According to Salon.com, plank number one in Bernie Sanders’ presidential platform is a plan to provide free college tuition at four-year public colleges and universities, funded by a tax on Wall Street stock transactions. I think overall that this would be a great thing, a great investment in America’s future, and an entirely appropriate use of government funds. That said, however, I have some reservations about whether this would really do as much good as we might hope.
I loved college. I had a great time there, and I got a lot out of it. And yet, looking back, what did it really contribute to my life and to society? I graduated with a degree in teaching French at the high school level; I actually made a career out of my self-taught computer skills. I studied history, organic chemistry, oil painting, folk dancing, stage makeup, educational psychology, and a bunch of other topics I have rarely, if ever, resorted to again. If I had to do it over, I’d undoubtedly pick the same courses more or less. But a lot of the material was almost more like entertainment than practical life skills. I got a broad education, and feel the better for it, but perhaps there might be a better way?
What I’m trying to say—and it’s hard for me because I’m a very pro-science, pro-education liberal—is that I question the value of a college education. Certainly for some combinations of professions and students, it’s ideal. Research-oriented professions, no question, college is the place to be. Or computer sciences: is there any sight more thrilling than a lab full of gleaming computer consoles?
And yet, as a manager interviewing candidates for computer programming jobs, I’ve learned to distrust GPA’s and college transcripts. I’ve had high school grads with a Linux box in their basement who could program rings around honors grads with masters degrees. Don’t tell me what you’ve studied, tell me what you’ve done.
For me, college was not just a great learning (and social) experience, it was a way to put off leaving the educational system and striking out on my own as an independent adult. It was, in fact, a strategy for remaining dependent and putting off difficult and risky decisions about what I was going to do with my life. I think a lot of my peers were in the same boat.
And then the time came when I did graduate, and guess what? No jobs. There’s a disconnect between what kids are interested in studying, and who businesses are interested in hiring, even apart from the economic factors and normal market variations. Certainly, if you’re going to graduate with a degree that won’t get you a job, it’s better to have minimal college debt than crushing student loans to pay off. But still, what’s the point in being one of the highly-trained jobless?
So while I think Bernie is addressing one of the real pain points in our current society, it’s not as solid a solution as I’d like. College is a great way to prepare for the kind of professions that fit nicely into a college environment, but it’s not one-size-fits-all. There are a lot of professions that don’t need four years of academic preparation, or even strictly academic preparation at all.

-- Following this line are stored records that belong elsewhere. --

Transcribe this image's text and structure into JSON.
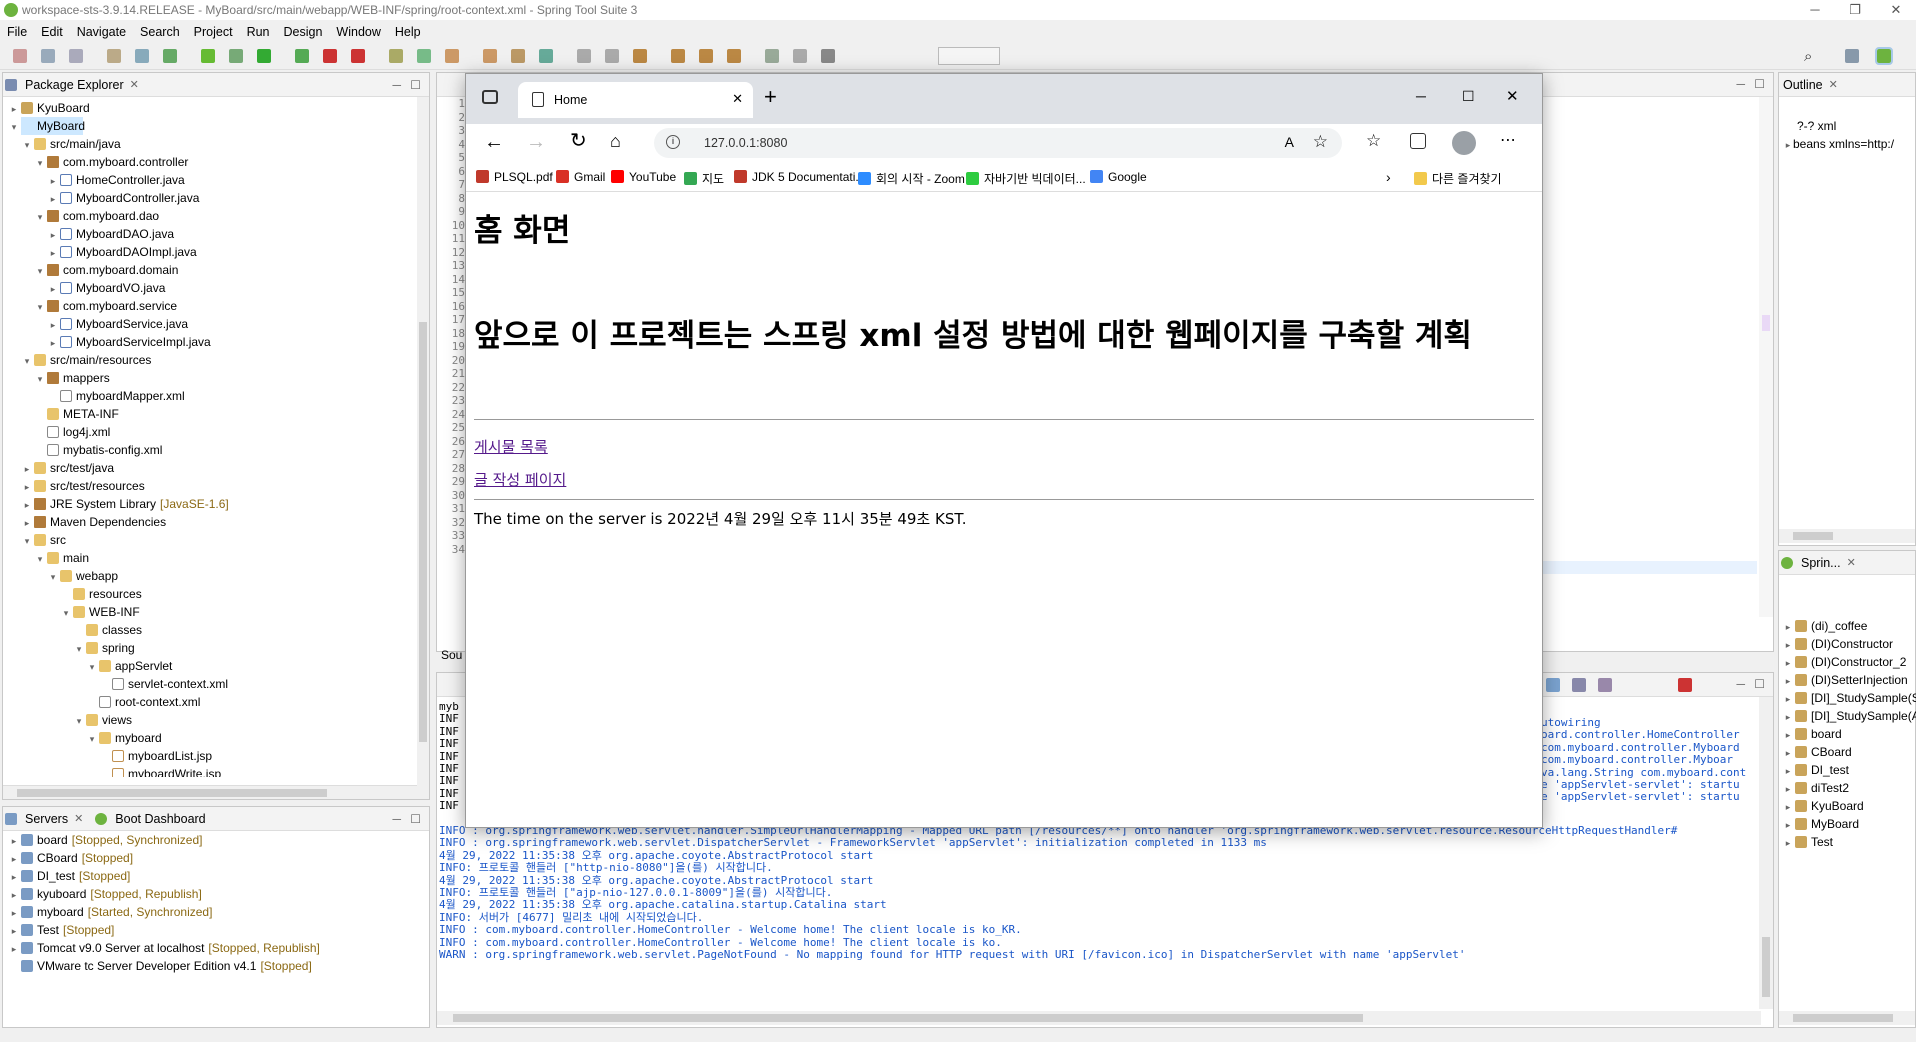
{
  "window": {
    "title": "workspace-sts-3.9.14.RELEASE - MyBoard/src/main/webapp/WEB-INF/spring/root-context.xml - Spring Tool Suite 3",
    "minimize": "─",
    "restore": "❐",
    "close": "✕"
  },
  "menu": [
    "File",
    "Edit",
    "Navigate",
    "Search",
    "Project",
    "Run",
    "Design",
    "Window",
    "Help"
  ],
  "package_explorer": {
    "title": "Package Explorer",
    "items": [
      {
        "d": 0,
        "a": "▸",
        "i": "proj",
        "t": "KyuBoard"
      },
      {
        "d": 0,
        "a": "▾",
        "i": "proj",
        "t": "MyBoard",
        "sel": true
      },
      {
        "d": 1,
        "a": "▾",
        "i": "fold",
        "t": "src/main/java"
      },
      {
        "d": 2,
        "a": "▾",
        "i": "pkg",
        "t": "com.myboard.controller"
      },
      {
        "d": 3,
        "a": "▸",
        "i": "java",
        "t": "HomeController.java"
      },
      {
        "d": 3,
        "a": "▸",
        "i": "java",
        "t": "MyboardController.java"
      },
      {
        "d": 2,
        "a": "▾",
        "i": "pkg",
        "t": "com.myboard.dao"
      },
      {
        "d": 3,
        "a": "▸",
        "i": "java",
        "t": "MyboardDAO.java"
      },
      {
        "d": 3,
        "a": "▸",
        "i": "java",
        "t": "MyboardDAOImpl.java"
      },
      {
        "d": 2,
        "a": "▾",
        "i": "pkg",
        "t": "com.myboard.domain"
      },
      {
        "d": 3,
        "a": "▸",
        "i": "java",
        "t": "MyboardVO.java"
      },
      {
        "d": 2,
        "a": "▾",
        "i": "pkg",
        "t": "com.myboard.service"
      },
      {
        "d": 3,
        "a": "▸",
        "i": "java",
        "t": "MyboardService.java"
      },
      {
        "d": 3,
        "a": "▸",
        "i": "java",
        "t": "MyboardServiceImpl.java"
      },
      {
        "d": 1,
        "a": "▾",
        "i": "fold",
        "t": "src/main/resources"
      },
      {
        "d": 2,
        "a": "▾",
        "i": "pkg",
        "t": "mappers"
      },
      {
        "d": 3,
        "a": "",
        "i": "xml",
        "t": "myboardMapper.xml"
      },
      {
        "d": 2,
        "a": "",
        "i": "fold",
        "t": "META-INF"
      },
      {
        "d": 2,
        "a": "",
        "i": "xml",
        "t": "log4j.xml"
      },
      {
        "d": 2,
        "a": "",
        "i": "xml",
        "t": "mybatis-config.xml"
      },
      {
        "d": 1,
        "a": "▸",
        "i": "fold",
        "t": "src/test/java"
      },
      {
        "d": 1,
        "a": "▸",
        "i": "fold",
        "t": "src/test/resources"
      },
      {
        "d": 1,
        "a": "▸",
        "i": "pkg",
        "t": "JRE System Library",
        "dec": "[JavaSE-1.6]"
      },
      {
        "d": 1,
        "a": "▸",
        "i": "pkg",
        "t": "Maven Dependencies"
      },
      {
        "d": 1,
        "a": "▾",
        "i": "fold",
        "t": "src"
      },
      {
        "d": 2,
        "a": "▾",
        "i": "fold",
        "t": "main"
      },
      {
        "d": 3,
        "a": "▾",
        "i": "fold",
        "t": "webapp"
      },
      {
        "d": 4,
        "a": "",
        "i": "fold",
        "t": "resources"
      },
      {
        "d": 4,
        "a": "▾",
        "i": "fold",
        "t": "WEB-INF"
      },
      {
        "d": 5,
        "a": "",
        "i": "fold",
        "t": "classes"
      },
      {
        "d": 5,
        "a": "▾",
        "i": "fold",
        "t": "spring"
      },
      {
        "d": 6,
        "a": "▾",
        "i": "fold",
        "t": "appServlet"
      },
      {
        "d": 7,
        "a": "",
        "i": "xml",
        "t": "servlet-context.xml"
      },
      {
        "d": 6,
        "a": "",
        "i": "xml",
        "t": "root-context.xml"
      },
      {
        "d": 5,
        "a": "▾",
        "i": "fold",
        "t": "views"
      },
      {
        "d": 6,
        "a": "▾",
        "i": "fold",
        "t": "myboard"
      },
      {
        "d": 7,
        "a": "",
        "i": "jsp",
        "t": "myboardList.jsp"
      },
      {
        "d": 7,
        "a": "",
        "i": "jsp",
        "t": "myboardWrite.jsp"
      }
    ]
  },
  "servers": {
    "tab1": "Servers",
    "tab2": "Boot Dashboard",
    "items": [
      {
        "t": "board",
        "s": "[Stopped, Synchronized]"
      },
      {
        "t": "CBoard",
        "s": "[Stopped]"
      },
      {
        "t": "DI_test",
        "s": "[Stopped]"
      },
      {
        "t": "kyuboard",
        "s": "[Stopped, Republish]"
      },
      {
        "t": "myboard",
        "s": "[Started, Synchronized]"
      },
      {
        "t": "Test",
        "s": "[Stopped]"
      },
      {
        "t": "Tomcat v9.0 Server at localhost",
        "s": "[Stopped, Republish]"
      },
      {
        "t": "VMware tc Server Developer Edition v4.1",
        "s": "[Stopped]",
        "noarrow": true
      }
    ]
  },
  "editor": {
    "line_numbers": [
      "1",
      "2",
      "3",
      "4",
      "5",
      "6",
      "7",
      "8",
      "9",
      "10",
      "11",
      "12",
      "13",
      "14",
      "15",
      "16",
      "17",
      "18",
      "19",
      "20",
      "21",
      "22",
      "23",
      "24",
      "25",
      "26",
      "27",
      "28",
      "29",
      "30",
      "31",
      "32",
      "33",
      "34"
    ],
    "source_tab": "Sou"
  },
  "console": {
    "prefix_lines": [
      "myb",
      "INF",
      "INF",
      "INF",
      "INF",
      "INF",
      "INF",
      "INF",
      "INF"
    ],
    "right_fragments": [
      "utowiring",
      "oard.controller.HomeController",
      "com.myboard.controller.Myboard",
      "com.myboard.controller.Myboar",
      "va.lang.String com.myboard.cont",
      "e 'appServlet-servlet': startu",
      "e 'appServlet-servlet': startu"
    ],
    "lines": [
      "INFO : org.springframework.web.servlet.handler.SimpleUrlHandlerMapping - Mapped URL path [/resources/**] onto handler 'org.springframework.web.servlet.resource.ResourceHttpRequestHandler#",
      "INFO : org.springframework.web.servlet.DispatcherServlet - FrameworkServlet 'appServlet': initialization completed in 1133 ms",
      "4월 29, 2022 11:35:38 오후 org.apache.coyote.AbstractProtocol start",
      "INFO: 프로토콜 핸들러 [\"http-nio-8080\"]을(를) 시작합니다.",
      "4월 29, 2022 11:35:38 오후 org.apache.coyote.AbstractProtocol start",
      "INFO: 프로토콜 핸들러 [\"ajp-nio-127.0.0.1-8009\"]을(를) 시작합니다.",
      "4월 29, 2022 11:35:38 오후 org.apache.catalina.startup.Catalina start",
      "INFO: 서버가 [4677] 밀리초 내에 시작되었습니다.",
      "INFO : com.myboard.controller.HomeController - Welcome home! The client locale is ko_KR.",
      "INFO : com.myboard.controller.HomeController - Welcome home! The client locale is ko.",
      "WARN : org.springframework.web.servlet.PageNotFound - No mapping found for HTTP request with URI [/favicon.ico] in DispatcherServlet with name 'appServlet'"
    ]
  },
  "outline": {
    "title": "Outline",
    "items": [
      "?-? xml",
      "beans xmlns=http:/"
    ]
  },
  "spring_explorer": {
    "title": "Sprin...",
    "items": [
      "(di)_coffee",
      "(DI)Constructor",
      "(DI)Constructor_2",
      "(DI)SetterInjection",
      "[DI]_StudySample(S",
      "[DI]_StudySample(A",
      "board",
      "CBoard",
      "DI_test",
      "diTest2",
      "KyuBoard",
      "MyBoard",
      "Test"
    ]
  },
  "browser": {
    "tab_title": "Home",
    "url": "127.0.0.1:8080",
    "bookmarks": [
      "PLSQL.pdf",
      "Gmail",
      "YouTube",
      "지도",
      "JDK 5 Documentati...",
      "회의 시작 - Zoom",
      "자바기반 빅데이터...",
      "Google"
    ],
    "other_bookmarks": "다른 즐겨찾기",
    "page": {
      "h1": "홈 화면",
      "h2": "앞으로 이 프로젝트는 스프링 xml 설정 방법에 대한 웹페이지를 구축할 계획",
      "link1": "게시물 목록",
      "link2": "글 작성 페이지",
      "server_time": "The time on the server is 2022년 4월 29일 오후 11시 35분 49초 KST."
    }
  },
  "colors": {
    "accent": "#6db33f",
    "selection": "#cde8ff",
    "console_text": "#1a56c8",
    "link": "#551a8b"
  }
}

And likewise, there is a significant portion of the population that doesn’t do too well in academic settings, and for whom academia is just an exercise in frustration and humiliation.
We need tuition-free college education, but we need effective and productive alternatives to college as well, for all those careers and potential students that just aren’t a good fit for the campus setting. Maybe we should go back and work on the old apprenticeship system, and try to find a way to make it work without abusing apprentices. Maybe we could replace for-profit tuition mills with actual industry-sponsored and directed trade schools designed to build the exact labor force business really needs. Definitely we should make it easier for people to acquire individual college-level training courses outside of a traditional 4-year program—free tuition would be a great asset to Continuing Ed programs as well.
Just some of my thoughts on an early Wednesday morning. What do you all think?